HR engagement data at a 42,000-person company lived across three tools: Glint, PowerBI, and Excel. Each one showed a fragment.
To answer questions like "how are managers at the same level performing under this leader?" or "what's the trend on accountability for this manager, and when did it hit its lowest?" — HR partners filed a request and waited. One data analyst told us she'd spent weeks building a single dashboard before handing it off.
The problem wasn't access. Every tool was built to display answers, not explore questions. So we built one that did.
THE PROBLEM
Three tools, zero context
Glint showed survey scores. PowerBI showed org-level trends. Excel held the manual cross-cuts data scientists ran on request. Each tool was useful in isolation. None let an HR partner notice a pattern and follow it.
Cross-analysis meant filing a request. Most questions never got asked.

THE DESIGN
Three zones, one clear purpose each
Traditional dashboards are organized around what data exists. This needed to be organized around how exploration actually works: drill down, notice patterns, ask new questions.
Three zones, each with one job. They never compete for attention.

Control what you see

Move through data spatially

Examine details without losing context
THE HARDEST DESIGN PROBLEM
Five variables, without turning it back into a dashboard
Exploration needs control. But every control we added pulled the tool back toward dashboard logic — show everything, all the time, in case someone needs it.
Five variables had to coexist: who you're looking at, which question, granularity, comparison point, view mode.
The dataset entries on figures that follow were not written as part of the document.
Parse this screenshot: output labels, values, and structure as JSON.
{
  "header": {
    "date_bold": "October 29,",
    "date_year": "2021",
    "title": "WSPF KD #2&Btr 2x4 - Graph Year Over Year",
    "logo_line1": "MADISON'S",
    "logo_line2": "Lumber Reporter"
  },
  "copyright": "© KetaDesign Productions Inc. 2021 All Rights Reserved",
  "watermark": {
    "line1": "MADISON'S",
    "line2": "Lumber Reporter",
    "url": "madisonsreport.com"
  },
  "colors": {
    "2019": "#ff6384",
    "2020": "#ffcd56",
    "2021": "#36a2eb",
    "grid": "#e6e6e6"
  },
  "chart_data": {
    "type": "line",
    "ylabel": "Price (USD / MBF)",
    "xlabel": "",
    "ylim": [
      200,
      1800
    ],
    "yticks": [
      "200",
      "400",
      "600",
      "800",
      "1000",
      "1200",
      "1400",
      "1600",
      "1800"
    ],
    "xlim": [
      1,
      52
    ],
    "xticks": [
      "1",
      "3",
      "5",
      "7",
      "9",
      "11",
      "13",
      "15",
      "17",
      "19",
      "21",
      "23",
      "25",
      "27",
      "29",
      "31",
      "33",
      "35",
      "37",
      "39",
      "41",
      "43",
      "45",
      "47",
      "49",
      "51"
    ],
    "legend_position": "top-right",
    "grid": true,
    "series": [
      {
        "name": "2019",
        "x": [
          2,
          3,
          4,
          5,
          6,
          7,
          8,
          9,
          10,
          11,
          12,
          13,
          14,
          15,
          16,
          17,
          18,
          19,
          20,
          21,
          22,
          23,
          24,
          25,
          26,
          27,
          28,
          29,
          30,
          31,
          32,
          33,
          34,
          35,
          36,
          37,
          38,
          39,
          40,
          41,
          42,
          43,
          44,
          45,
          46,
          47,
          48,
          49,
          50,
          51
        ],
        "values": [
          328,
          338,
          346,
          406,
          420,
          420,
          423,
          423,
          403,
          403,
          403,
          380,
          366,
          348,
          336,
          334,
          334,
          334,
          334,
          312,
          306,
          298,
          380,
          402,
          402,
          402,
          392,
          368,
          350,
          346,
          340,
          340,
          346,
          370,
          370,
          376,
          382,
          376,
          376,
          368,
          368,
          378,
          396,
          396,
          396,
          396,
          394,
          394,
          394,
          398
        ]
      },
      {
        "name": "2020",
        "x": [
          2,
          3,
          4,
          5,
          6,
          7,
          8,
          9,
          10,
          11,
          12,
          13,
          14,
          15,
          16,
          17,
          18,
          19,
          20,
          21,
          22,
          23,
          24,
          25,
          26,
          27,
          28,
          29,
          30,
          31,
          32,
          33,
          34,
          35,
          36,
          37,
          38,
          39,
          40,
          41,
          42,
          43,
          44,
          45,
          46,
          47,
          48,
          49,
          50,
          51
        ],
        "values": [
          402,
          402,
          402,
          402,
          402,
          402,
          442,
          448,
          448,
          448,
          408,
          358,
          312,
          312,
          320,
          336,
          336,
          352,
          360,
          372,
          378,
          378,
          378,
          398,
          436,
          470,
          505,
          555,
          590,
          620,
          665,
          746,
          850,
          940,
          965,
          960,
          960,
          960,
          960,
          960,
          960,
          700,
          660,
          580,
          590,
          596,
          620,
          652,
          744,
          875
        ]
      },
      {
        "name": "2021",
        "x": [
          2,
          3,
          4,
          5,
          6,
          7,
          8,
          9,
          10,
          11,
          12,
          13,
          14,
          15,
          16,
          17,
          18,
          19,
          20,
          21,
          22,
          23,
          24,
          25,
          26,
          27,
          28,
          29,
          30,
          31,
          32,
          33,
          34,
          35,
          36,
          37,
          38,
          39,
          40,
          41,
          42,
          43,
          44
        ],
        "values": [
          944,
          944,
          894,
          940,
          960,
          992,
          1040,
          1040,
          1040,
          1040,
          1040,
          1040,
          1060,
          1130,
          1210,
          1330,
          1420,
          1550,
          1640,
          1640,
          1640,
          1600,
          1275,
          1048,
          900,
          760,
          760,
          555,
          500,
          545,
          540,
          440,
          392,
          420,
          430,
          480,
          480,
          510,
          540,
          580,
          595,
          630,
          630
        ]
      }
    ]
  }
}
Any change had to feel like the same thought, refined — not like switching screens.
One control panel, everything reactive in real time. No "apply filters" button, no reload.

DETAIL THAT MATTERS
What we almost shipped
The first version showed ring averages for every organizational level — first-line, second-line, all the way up — visible at all times. The thinking was that more context would help users orient.
In testing, it didn't. Multiple averages competed for attention, and users couldn't tell which one mattered for the team they were looking at.
We stripped it back to one contextual average — for the level the user is currently exploring. Same data, less to parse.

How we knew it worked
78%
Task completion in usability testing
4.6/5
Ease of use
4.8/5
Likelihood to reuse
What I'd do differently
Visualization alone didn't close the loop. Users still needed to communicate findings — reports, slides, screenshots — and we hadn't designed for that. I saw it from the beginning but didn't push hard enough to scope phase 2 from kickoff: report generation, slide export, screenshot sharing.
Not to build it then, but so the team had it in mind when making architecture decisions. The tool enabled exploration. It didn't enable action.